Evaluate a constant, or use \(t = 0\), \(V = 0\) as limits.
Obtain solution \(100\ln(30) – 100\ln(30-0.01V) = t\), or equivalent.
Substitute \(V = 1000\) and obtain answer \(t = 40.5\).
(c)
Obtain \(V = 3000(1 – e^{-0.01t})\).
State that \(V\) approaches 3000.
11. [Maximum mark: 10]
Let \(f(x) = \frac{5 – x + 6x^2}{(3 – x)(1 + 3x^2)}\).
(a) Express \(f(x)\) in partial fractions. [5]
(b) Find the exact value of \(\int_{0}^{1} f(x)\,dx\), simplifying your answer. [5]
▶Answer/Explanation
Solution:
(a)
State or imply the form \(\frac{A}{3-x} + \frac{Bx+C}{1+3x^2}\).

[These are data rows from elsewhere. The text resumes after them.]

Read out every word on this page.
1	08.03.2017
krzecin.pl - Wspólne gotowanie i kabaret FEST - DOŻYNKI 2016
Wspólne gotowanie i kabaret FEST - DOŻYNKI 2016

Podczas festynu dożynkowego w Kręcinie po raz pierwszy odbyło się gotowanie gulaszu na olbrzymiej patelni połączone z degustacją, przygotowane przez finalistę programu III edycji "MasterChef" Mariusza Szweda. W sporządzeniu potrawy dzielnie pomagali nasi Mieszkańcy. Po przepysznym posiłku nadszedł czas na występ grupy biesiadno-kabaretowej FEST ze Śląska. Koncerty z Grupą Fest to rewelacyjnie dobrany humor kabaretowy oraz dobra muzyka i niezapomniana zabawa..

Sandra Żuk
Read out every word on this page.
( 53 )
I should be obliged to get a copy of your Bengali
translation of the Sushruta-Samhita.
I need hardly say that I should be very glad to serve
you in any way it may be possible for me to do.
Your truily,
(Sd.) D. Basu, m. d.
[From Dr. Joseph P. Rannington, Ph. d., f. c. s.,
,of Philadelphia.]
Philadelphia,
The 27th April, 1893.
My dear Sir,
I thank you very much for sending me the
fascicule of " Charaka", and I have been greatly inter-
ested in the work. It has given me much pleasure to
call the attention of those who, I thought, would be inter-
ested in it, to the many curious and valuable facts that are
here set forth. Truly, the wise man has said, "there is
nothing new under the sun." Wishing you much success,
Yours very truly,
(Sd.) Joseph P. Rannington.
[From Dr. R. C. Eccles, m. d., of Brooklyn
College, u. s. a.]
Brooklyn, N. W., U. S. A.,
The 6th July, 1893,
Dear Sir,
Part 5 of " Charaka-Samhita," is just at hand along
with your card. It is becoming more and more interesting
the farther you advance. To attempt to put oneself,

Use a correct method to find a constant.
Obtain one of \(A = 2\), \(B = 0\) and \(C = 1\).
Obtain a second value.
Obtain the third value.
(b)
Integrate and obtain term \(-2\ln(3-x)\).
Obtain term of the form \(b\tan^{-1}(\sqrt{3}x)\).
Obtain term \(\frac{1}{\sqrt{3}}\tan^{-1}(\sqrt{3}x)\).
Substitute limits correctly in an integral with terms \(a\ln(3-x)\) and \(b\tan^{-1}(\sqrt{3}x)\).
Obtain answer \(2\ln\frac{3}{2} + \frac{1}{3\sqrt{3}}\pi\), or equivalent.